Да, именно так! В горе, в надежде и радости. Как верно и точно! Какой удивительный всё-таки поэт Лев Ошанин. Тонкий. Чувствующий. Видать, через себя пропустил. Что говорить, «поэт в России больше, чем поэт», — как сказал какой-то ещё поэт — правда, не такой великий, как Ошанин.
И вот, ложась каждый вечер спать, Светлана Горячина, стоя на коленях, тихо и душевно беседовала с Ним:
— Владимир ты наш Ильич, товарищ ты наш Ленин! — шептала она в страстном упоении, и всё, доселе невостребованное, столько времени маявшееся в ней, не находя выхода, выплёскивалось в неистовую молитву. — Прости Ты грехи мои, вольные и невольные, если сотворила я что некоммунистическое, против дела Твоего. Да сбудется воля Твоя о построении коммунизма в одной отдельно взятой стране.

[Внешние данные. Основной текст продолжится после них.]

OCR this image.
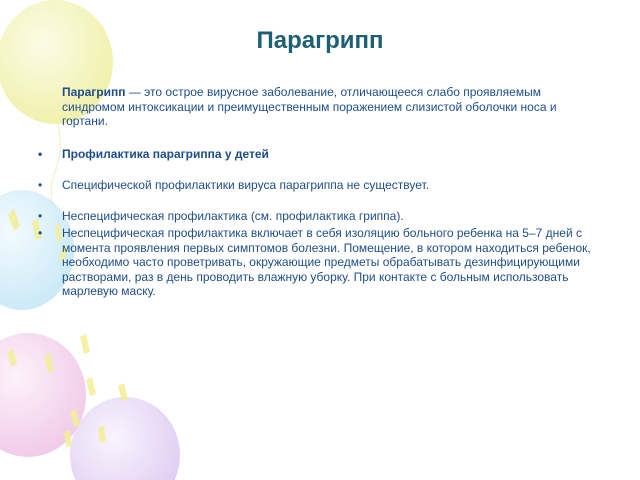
Парагрипп

Парагрипп — это острое вирусное заболевание, отличающееся слабо проявляемым синдромом интоксикации и преимущественным поражением слизистой оболочки носа и гортани.

• Профилактика парагриппа у детей

• Специфической профилактики вируса парагриппа не существует.

• Неспецифическая профилактика (см. профилактика гриппа).

• Неспецифическая профилактика включает в себя изоляцию больного ребенка на 5–7 дней с момента проявления первых симптомов болезни. Помещение, в котором находиться ребенок, необходимо часто проветривать, окружающие предметы обрабатывать дезинфицирующими растворами, раз в день проводить влажную уборку. При контакте с больным использовать марлевую маску.
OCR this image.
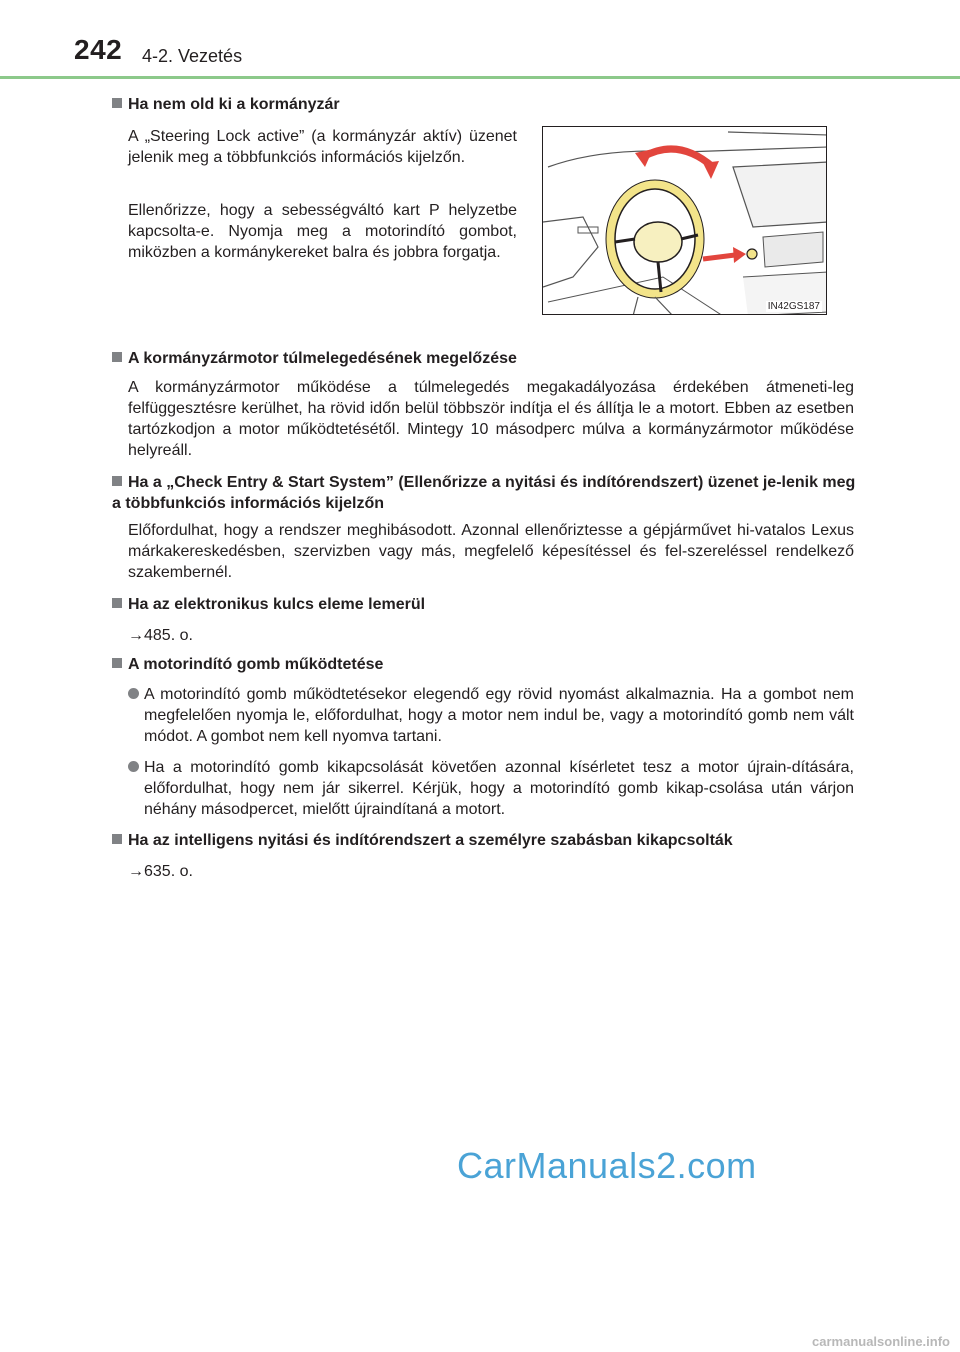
242 4-2. Vezetés
Ha nem old ki a kormányzár
A „Steering Lock active” (a kormányzár aktív) üzenet jelenik meg a többfunkciós információs kijelzőn.
Ellenőrizze, hogy a sebességváltó kart P helyzetbe kapcsolta-e. Nyomja meg a motorindító gombot, miközben a kormánykereket balra és jobbra forgatja.
IN42GS187
A kormányzármotor túlmelegedésének megelőzése
A kormányzármotor működése a túlmelegedés megakadályozása érdekében átmeneti-leg felfüggesztésre kerülhet, ha rövid időn belül többször indítja el és állítja le a motort. Ebben az esetben tartózkodjon a motor működtetésétől. Mintegy 10 másodperc múlva a kormányzármotor működése helyreáll.
Ha a „Check Entry & Start System” (Ellenőrizze a nyitási és indítórendszert) üzenet je-lenik meg a többfunkciós információs kijelzőn
Előfordulhat, hogy a rendszer meghibásodott. Azonnal ellenőriztesse a gépjárművet hi-vatalos Lexus márkakereskedésben, szervizben vagy más, megfelelő képesítéssel és fel-szereléssel rendelkező szakembernél.
Ha az elektronikus kulcs eleme lemerül
→485. o.
A motorindító gomb működtetése
A motorindító gomb működtetésekor elegendő egy rövid nyomást alkalmaznia. Ha a gombot nem megfelelően nyomja le, előfordulhat, hogy a motor nem indul be, vagy a motorindító gomb nem vált módot. A gombot nem kell nyomva tartani.
Ha a motorindító gomb kikapcsolását követően azonnal kísérletet tesz a motor újrain-dítására, előfordulhat, hogy nem jár sikerrel. Kérjük, hogy a motorindító gomb kikap-csolása után várjon néhány másodpercet, mielőtt újraindítaná a motort.
Ha az intelligens nyitási és indítórendszert a személyre szabásban kikapcsolták
→635. o.
CarManuals2.com
carmanualsonline.info
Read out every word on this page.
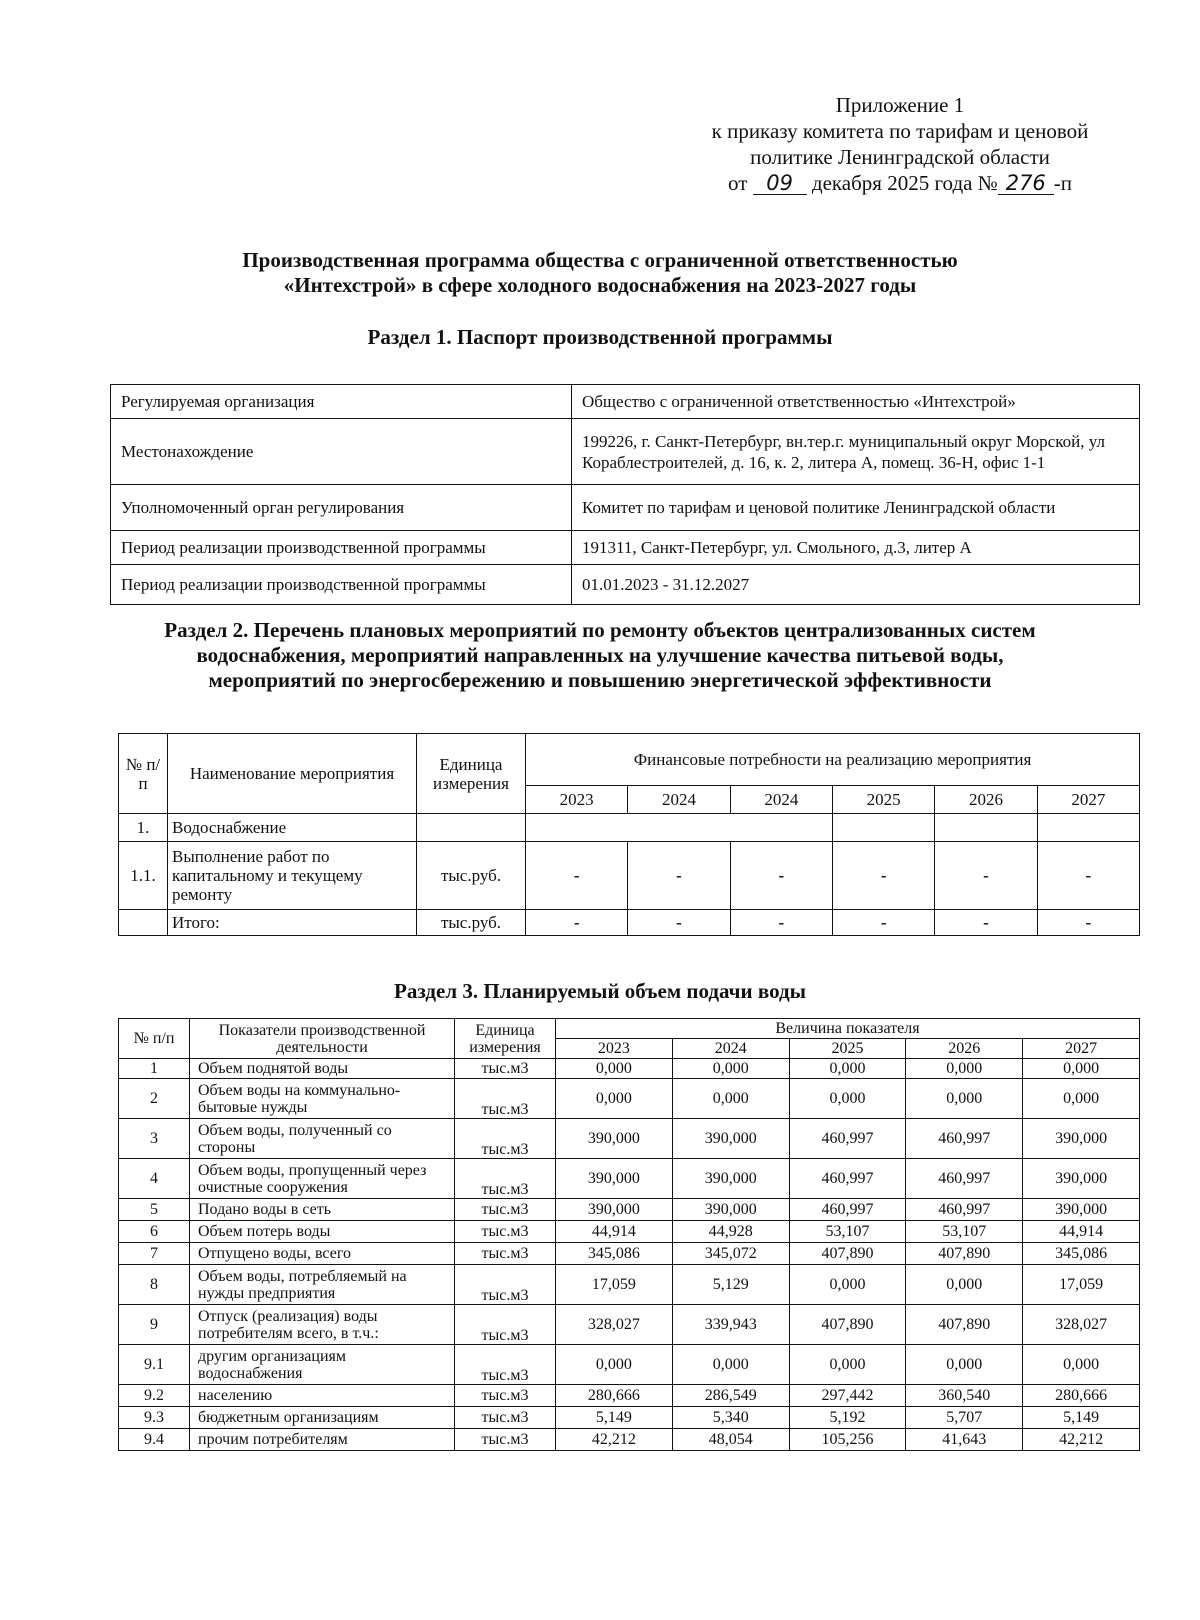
Приложение 1
к приказу комитета по тарифам и ценовой
политике Ленинградской области
от 09 декабря 2025 года № 276 -п
Производственная программа общества с ограниченной ответственностью
«Интехстрой» в сфере холодного водоснабжения на 2023-2027 годы
Раздел 1. Паспорт производственной программы
Регулируемая организация	Общество с ограниченной ответственностью «Интехстрой»
Местонахождение	199226, г. Санкт-Петербург, вн.тер.г. муниципальный округ Морской, ул Кораблестроителей, д. 16, к. 2, литера А, помещ. 36-Н, офис 1-1
Уполномоченный орган регулирования	Комитет по тарифам и ценовой политике Ленинградской области
Период реализации производственной программы	191311, Санкт-Петербург, ул. Смольного, д.3, литер А
Период реализации производственной программы	01.01.2023 - 31.12.2027
Раздел 2. Перечень плановых мероприятий по ремонту объектов централизованных систем
водоснабжения, мероприятий направленных на улучшение качества питьевой воды,
мероприятий по энергосбережению и повышению энергетической эффективности
№ п/п	Наименование мероприятия	Единица измерения	Финансовые потребности на реализацию мероприятия					
			2023	2024	2024	2025	2026	2027
1.	Водоснабжение							
1.1.	Выполнение работ по капитальному и текущему ремонту	тыс.руб.	-	-	-	-	-	-
	Итого:	тыс.руб.	-	-	-	-	-	-
Раздел 3. Планируемый объем подачи воды
№ п/п	Показатели производственной деятельности	Единица измерения	Величина показателя				
			2023	2024	2025	2026	2027
1	Объем поднятой воды	тыс.м3	0,000	0,000	0,000	0,000	0,000
2	Объем воды на коммунально-бытовые нужды	тыс.м3	0,000	0,000	0,000	0,000	0,000
3	Объем воды, полученный со стороны	тыс.м3	390,000	390,000	460,997	460,997	390,000
4	Объем воды, пропущенный через очистные сооружения	тыс.м3	390,000	390,000	460,997	460,997	390,000
5	Подано воды в сеть	тыс.м3	390,000	390,000	460,997	460,997	390,000
6	Объем потерь воды	тыс.м3	44,914	44,928	53,107	53,107	44,914
7	Отпущено воды, всего	тыс.м3	345,086	345,072	407,890	407,890	345,086
8	Объем воды, потребляемый на нужды предприятия	тыс.м3	17,059	5,129	0,000	0,000	17,059
9	Отпуск (реализация) воды потребителям всего, в т.ч.:	тыс.м3	328,027	339,943	407,890	407,890	328,027
9.1	другим организациям водоснабжения	тыс.м3	0,000	0,000	0,000	0,000	0,000
9.2	населению	тыс.м3	280,666	286,549	297,442	360,540	280,666
9.3	бюджетным организациям	тыс.м3	5,149	5,340	5,192	5,707	5,149
9.4	прочим потребителям	тыс.м3	42,212	48,054	105,256	41,643	42,212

И сделай так, Владимир Ты наш Ильич, чтобы Геннадий Андреевич Зюзюкин победил на этих выборах. Жизни своей не пожалею. Возьми её в зарок, если понадобится она Тебе ради нашей Великой Победы на этих выборах. Ты же знаешь, я готова отдать Тебе всё, что есть у меня, чего бы Ты не попросил. Потому что жизнь моя давно принадлежит Тебе и Революции.
Светлана Горячина — партийный псевдоним. Она его сама для себя выбрала. Горячина — потому что сердце у неё горячее, а Светлана — потому что помыслы у неё светлые. Это не какая-нибудь Сажи Умалатова, у которой с таким именем не может быть светлых помыслов. Предательница! На Зюзюкина бочку катит, свою партию создала! «Диванную» партию — которая вся умещается на одном диване. Наверняка в президенты метит! Но у России не может быть президента с таким именем — Сажи Умалатова. А только с именем — Светлана Горячина. И она обязательно будет после Зюзюкина. А сейчас должен победить он. Ничего, она подождёт. Если не умрет.
Своим товарищам по партии Светлана Горячина говорила:
— Если Геннадий Андреевич победит на выборах и станет президентом, я этого не выдержу: я умру от счастья.
Своё слово верного коммуниста-ленинца Светлана Горячина сдержала.